To Hate Like This Is to Be Happy Forever

A book review as we wait for Duke to lose and UNC to win:


Will Blythe didn't really write a book about the UNC-Duke rivalry, and the result is much better than the standard sportswriter's history. The rivalry's there, of course. Dean Smith's wry humility and Mike Krzyzewski's corporate enthusiasm are still the opposing tent poles of the book under which a parade of players, sportwriters and fans pass under. But the book itself is about families - individual and collective ones.

Blythe devotes a good chunk of the pages to his own family, and their role in his basketball loyalties. His late father was a UNC medical professor with an incredible pride in his alma mater and home state, but no real interest the games the students are playing in shorts, while his mother is an adopted Carolinian and a rabid hoops fans. They're contrasted to Melvin Scott's extended family, supporting him as he adjusts to a smaller role on a championship team. Interspersed among this is a parade of players (including Shavlik Randolph, who comes across as extremely sympathetic in discussing his playing time, Caulton Tudor's column, and his mother cuttin gup his food) fans with more of a familial relationship to their teams than their blood relatives, and assorted media types doing their media typing.

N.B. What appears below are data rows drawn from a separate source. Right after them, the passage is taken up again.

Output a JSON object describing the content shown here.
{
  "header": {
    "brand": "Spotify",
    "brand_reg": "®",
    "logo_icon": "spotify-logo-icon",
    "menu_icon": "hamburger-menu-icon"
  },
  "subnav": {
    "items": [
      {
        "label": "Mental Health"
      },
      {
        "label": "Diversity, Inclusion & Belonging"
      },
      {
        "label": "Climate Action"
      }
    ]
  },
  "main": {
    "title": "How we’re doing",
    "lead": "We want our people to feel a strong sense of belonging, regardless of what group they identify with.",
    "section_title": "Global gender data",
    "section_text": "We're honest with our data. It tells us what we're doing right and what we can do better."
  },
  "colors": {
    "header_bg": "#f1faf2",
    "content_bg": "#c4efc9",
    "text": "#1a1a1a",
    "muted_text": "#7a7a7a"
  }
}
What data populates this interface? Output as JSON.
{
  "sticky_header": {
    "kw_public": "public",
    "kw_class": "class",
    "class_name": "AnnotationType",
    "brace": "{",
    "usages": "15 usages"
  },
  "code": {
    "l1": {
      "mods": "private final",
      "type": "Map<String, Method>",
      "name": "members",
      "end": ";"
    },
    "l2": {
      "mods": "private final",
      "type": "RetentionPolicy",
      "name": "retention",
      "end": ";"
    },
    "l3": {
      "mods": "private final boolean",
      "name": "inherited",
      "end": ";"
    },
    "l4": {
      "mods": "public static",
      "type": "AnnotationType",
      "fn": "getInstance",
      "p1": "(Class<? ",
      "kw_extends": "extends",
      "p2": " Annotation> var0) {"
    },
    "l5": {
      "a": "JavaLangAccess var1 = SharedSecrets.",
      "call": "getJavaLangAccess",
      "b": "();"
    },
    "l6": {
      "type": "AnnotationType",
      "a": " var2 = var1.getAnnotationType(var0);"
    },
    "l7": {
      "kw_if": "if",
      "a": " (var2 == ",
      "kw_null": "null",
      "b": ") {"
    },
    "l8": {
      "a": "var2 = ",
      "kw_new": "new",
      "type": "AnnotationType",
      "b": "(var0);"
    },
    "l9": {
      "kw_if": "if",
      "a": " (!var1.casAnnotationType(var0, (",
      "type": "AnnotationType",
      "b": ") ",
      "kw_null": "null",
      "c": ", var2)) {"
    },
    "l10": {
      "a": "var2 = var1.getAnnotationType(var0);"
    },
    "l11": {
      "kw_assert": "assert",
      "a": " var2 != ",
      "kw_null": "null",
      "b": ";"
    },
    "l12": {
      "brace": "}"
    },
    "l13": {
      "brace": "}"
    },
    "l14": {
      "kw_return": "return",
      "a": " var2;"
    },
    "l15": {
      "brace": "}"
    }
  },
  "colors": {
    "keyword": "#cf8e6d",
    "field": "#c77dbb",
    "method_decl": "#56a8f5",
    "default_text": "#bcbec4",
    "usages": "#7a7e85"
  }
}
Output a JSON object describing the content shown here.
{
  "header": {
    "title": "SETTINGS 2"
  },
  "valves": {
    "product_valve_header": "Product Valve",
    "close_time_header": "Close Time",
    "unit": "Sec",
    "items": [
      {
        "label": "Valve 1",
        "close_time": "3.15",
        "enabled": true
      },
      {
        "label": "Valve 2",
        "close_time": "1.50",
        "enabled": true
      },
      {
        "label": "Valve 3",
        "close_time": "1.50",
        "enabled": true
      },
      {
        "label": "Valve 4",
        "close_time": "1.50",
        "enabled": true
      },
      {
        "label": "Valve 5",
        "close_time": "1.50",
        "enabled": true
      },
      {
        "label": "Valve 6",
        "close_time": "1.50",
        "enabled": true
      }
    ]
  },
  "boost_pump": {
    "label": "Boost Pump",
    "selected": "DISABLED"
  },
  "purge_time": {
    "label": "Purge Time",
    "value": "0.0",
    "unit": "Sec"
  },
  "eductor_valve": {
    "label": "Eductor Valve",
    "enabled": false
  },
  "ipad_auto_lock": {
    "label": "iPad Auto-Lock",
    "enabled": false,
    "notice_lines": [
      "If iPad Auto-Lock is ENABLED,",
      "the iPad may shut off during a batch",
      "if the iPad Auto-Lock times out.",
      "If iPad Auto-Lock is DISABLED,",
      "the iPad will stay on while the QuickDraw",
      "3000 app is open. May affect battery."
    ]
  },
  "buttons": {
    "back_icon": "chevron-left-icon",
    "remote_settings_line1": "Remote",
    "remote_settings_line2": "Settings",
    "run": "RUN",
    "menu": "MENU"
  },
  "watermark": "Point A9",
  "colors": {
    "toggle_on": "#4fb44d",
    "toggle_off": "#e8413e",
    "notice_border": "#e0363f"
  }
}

The book is remarkably balanced with regards to the rivalry, from stating its biases on the cover to freely admitting there are times when the matchup isn't the biggest thing in sports. But it also elevates the bad blood to the importance it does hold in most people's hearts, detailing the stresses it puts on the author's own relationships in New York and discussing the overarching implications of Duke hatred with Buddhist professors and Methodist ministers on Franklin Street. And while Art Heyman slings his usual bullshit, and J.J. Redick can't realy hide the side of him that irritates opposing fans, Blythe has a love for everyone on both sides of the divide that seeps through in his writing. This is a book that's enjoyable to both Carolina and Duke fan alike. But keep in mind Blue Devils, in the last chapter only one team cuts down the nets in St. Louis.